A German court ruled on Wednesday that police acted unlawfully in stopping a peace delegation on their way to Iraqi Kurdistan in 2021.
In June 2021, German police detained members of a peace delegation called for by the Defend Kurdistan campaign who were travelling to Erbil (Hewlêr) airport in Iraqi Kurdistan. The group was stopped and questioned at Düsseldorf airport, and some were banned from travelling.
The 20-strong German delegation was heading to the border region of northern Iraq as part of a political initiative to support civil society organisations in the region and document human rights abuses by the occupying Turkish forces.
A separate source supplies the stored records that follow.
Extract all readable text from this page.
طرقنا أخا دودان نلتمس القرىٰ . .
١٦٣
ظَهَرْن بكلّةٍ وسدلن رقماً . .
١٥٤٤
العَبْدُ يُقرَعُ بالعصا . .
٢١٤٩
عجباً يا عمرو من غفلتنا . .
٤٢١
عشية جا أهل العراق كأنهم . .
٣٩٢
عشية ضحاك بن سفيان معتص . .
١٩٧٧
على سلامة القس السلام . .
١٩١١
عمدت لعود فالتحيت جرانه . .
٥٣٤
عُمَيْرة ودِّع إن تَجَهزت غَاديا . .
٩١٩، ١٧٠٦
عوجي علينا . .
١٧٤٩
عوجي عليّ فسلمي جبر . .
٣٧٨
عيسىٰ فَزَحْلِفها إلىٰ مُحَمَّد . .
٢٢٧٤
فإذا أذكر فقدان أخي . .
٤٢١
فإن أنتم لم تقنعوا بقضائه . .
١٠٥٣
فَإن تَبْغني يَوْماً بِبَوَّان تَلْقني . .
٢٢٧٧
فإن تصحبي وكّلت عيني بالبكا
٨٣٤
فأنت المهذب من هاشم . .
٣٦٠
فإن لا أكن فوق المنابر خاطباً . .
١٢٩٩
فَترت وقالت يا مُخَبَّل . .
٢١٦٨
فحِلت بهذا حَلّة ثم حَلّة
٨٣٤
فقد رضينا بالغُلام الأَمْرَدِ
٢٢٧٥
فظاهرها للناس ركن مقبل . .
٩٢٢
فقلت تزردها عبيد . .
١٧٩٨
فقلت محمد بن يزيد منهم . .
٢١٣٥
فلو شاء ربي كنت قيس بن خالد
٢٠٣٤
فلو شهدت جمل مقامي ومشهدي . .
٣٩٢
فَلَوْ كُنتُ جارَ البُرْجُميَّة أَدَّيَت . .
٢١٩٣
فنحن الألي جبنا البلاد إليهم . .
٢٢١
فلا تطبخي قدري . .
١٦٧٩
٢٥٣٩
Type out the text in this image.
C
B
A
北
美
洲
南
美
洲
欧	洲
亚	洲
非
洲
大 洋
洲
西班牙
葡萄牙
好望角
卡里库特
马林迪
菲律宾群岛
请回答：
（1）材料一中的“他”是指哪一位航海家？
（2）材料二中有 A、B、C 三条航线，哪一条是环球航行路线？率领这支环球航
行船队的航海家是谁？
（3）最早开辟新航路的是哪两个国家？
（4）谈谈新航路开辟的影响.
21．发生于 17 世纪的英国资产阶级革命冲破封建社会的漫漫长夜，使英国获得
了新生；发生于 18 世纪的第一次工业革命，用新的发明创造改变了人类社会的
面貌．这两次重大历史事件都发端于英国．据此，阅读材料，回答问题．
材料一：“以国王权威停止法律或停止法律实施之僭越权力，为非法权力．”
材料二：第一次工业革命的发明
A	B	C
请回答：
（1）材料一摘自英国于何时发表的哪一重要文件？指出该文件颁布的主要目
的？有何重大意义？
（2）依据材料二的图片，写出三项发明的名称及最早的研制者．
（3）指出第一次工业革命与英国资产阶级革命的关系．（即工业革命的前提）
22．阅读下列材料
Defend Kurdistan wrote that they intended to “support the civilian population living there as part of an international delegation in favour of a peaceful solution to Turkey’s war in South Kurdistan, which violates international law.” In total, the delegation included 160 people from 14 countries.
Delegation members were delayed for between four and five hours, causing them to miss their flight. Sixteen of them were banned from travelling to Iraq for one month. They were given a stamp in their passports reflecting the ban.
Authorities had said the reason for the travel bans was to prevent delegation members from providing the Kurdistan Workers’ Party (PKK) with “human shields” against attacks by the Turkish military. But the administrative court found that this concern was “unrealistic”.
The delegation was also accused of aiming to carry out activities that would jeopardise “the interests of the Federal Republic of Germany”, and of making propaganda for the PKK, which is classified as a terrorist organisation in Germany.
On arrival in Erbil, some of the delegation were further obstructed by authorities under the control of the Kurdistan Democratic Party (KDP).
On Wednesday, 28 August, Cologne Administrative Court ruled that the police’s actions were unlawful and that there was not enough evidence to substantiate the claims made against the delegation members.
Two of those who received travel bans had brought a lawsuit appealing the measures. A rally was held outside the court in solidarity with the claimants.
Delegation member Cansu Özdemir, who is part of Die Linke party, maintains that the action against the delegation was at the behest of Turkey. She told the Taz media website: “After the security check, we were surrounded by federal police officers… When I objected that I was a member of parliament, I was told: ‘This is an order from above’.”
“The ruling makes it clear how German politicians are unlawfully rolling out the red carpet for Turkish President Recep Tayyip Erdoğan,” said Özdemir.
“The Federal Ministry of the Interior or the Federal Ministry of Foreign Affairs must have been involved in this order,” she added.
Climate activist Ronja O, who was part of the delegation and one of the plaintiffs in the case, told Taz that, “With our lawsuits, we want to make it clear that we don’t simply accept massive encroachments on our basic rights such as these ‘exit bans’.”
There is a marked increase in the use of ‘exit bans’ to prevent international peace delegations and human rights defenders from leaving Germany. On 30 July 2024, another delegation, this time of German students travelling to northern Iraq to commemorate the tenth anniversary of the Yazidi genocide, was stopped at Munich airport.
The travel bans do not only apply to Kurds and their supporters. In 2023, a prominent German antifascist was prevented from travelling to Bulgaria.
AZADI, a legal defence fund for Kurds in Germany, welcomed the administrative court’s ruling, calling on the “federal police to refrain from using exit bans in the future”.